Pedem-me que, em cerca três mil caracteres, observe os três anos do governo de Sócrates, em sistema de maioria absoluta. Apesar de ser o primeiro dos governos do PS que reveste essa natureza, seria mais correcto notarmos que este gabinete só agora é que começa a perder o viço do estado de graça, dado que, por duas vezes teve um recomeço. Primeiro, com a eleição presidencial de Cavaco Silva; segundo, com a presidência do “porreiro pá” e o consequente Tratado do Mar da Palha.
Daí que, por estes dias, tenhamos assistido a manifestações de curiosa esquizofrenia colectiva. Desde os cem mil professores na rua, à resposta da curiosa festa-comício do situacionismo no Porto, essa manifestação de massas das elites apoiantes da governança, com ministros, adjuntos, assessores, directores-gerais, gestores da consultadoria e do “outsourcing” e camionetas de velhotes, em trajo de fim de semana, batendo palmas a si mesmos, mas se notarmos bem, até em termos quantitativos, o evento mobilizou menos gente do que os integrantes da esquadra que levou a corte para o Brasil, em 1807-1808.
Só por estes dias é que, na prática, a teoria passou a ser outra, com a inevitável travessia, não do deserto, mas do ingrato Rubicão da oposição da sociedade civil, quando todos os tacticistas apoiantes do gabinete diziam que, com esta oposição de direita, entre Menezes e Portas, e com esta oposição interna, à Manuel Alegre, potencial presidente da Assembleia da República, ninguém poderia apresentar alternativas.
Por outras palavras, tudo apontaria para que o regime ficasse condenado a Sócrates que, assim, passaria a correr o risco de poder ser uma espécie de coveiro do sistema, um pouco à imagem e semelhança de António Maria da Silva para a Primeira República, e com a vantagem de já ser impossível, em termos técnicos, um qualquer golpe de Estado, vindo da cavalariça e protegido pela sacristia.
Até porque Jerónimo quer manter intacto o museu do neo-realismo. De outra forma, a UNESCO, em nome da defesa da ecologia, tinha que declarar o PCP como património da humanidade. O cunhalismo ortodoxo e as festas do Avante são como o fado, as peregrinações a Fátima ou as marchas populares de Lisboa. Destruí-los seria atentar contra a nossa identidade profunda. E os comunistas portugueses até agradecem a queda do muro e a implosão da URSS. Agora podem ser mesmo comunistas de sonho e voltar a desempenhar as tarefas de voz tribunícia de certas contestações sociais, rivalizando com D. José Policarpo, enquanto Cavaco Silva não fizer o tradicional discurso do 25 de Abril.

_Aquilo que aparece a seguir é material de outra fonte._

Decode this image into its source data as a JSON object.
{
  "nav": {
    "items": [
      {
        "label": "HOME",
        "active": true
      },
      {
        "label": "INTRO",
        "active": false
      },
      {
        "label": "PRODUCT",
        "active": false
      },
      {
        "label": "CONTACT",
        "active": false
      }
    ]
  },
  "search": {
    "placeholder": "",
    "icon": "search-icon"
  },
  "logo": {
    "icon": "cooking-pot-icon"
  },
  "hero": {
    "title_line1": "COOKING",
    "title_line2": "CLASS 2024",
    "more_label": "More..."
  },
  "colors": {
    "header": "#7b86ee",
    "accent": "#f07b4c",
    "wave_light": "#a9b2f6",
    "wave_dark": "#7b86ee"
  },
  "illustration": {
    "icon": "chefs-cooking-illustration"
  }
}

Mas pode acontecer um desses normais anormais de uma crise social importada e o belo castelo de cartas da subsidiocracia acabar por não conseguir conter a inevitável época das vacas magras. Se isso não acontecer, a decadência vai continuar por mais anos, dado que os cadáveres adiados sempre conseguiram ir de vitória eleitoral em vitória governamental, até a uma inesperada derrota final.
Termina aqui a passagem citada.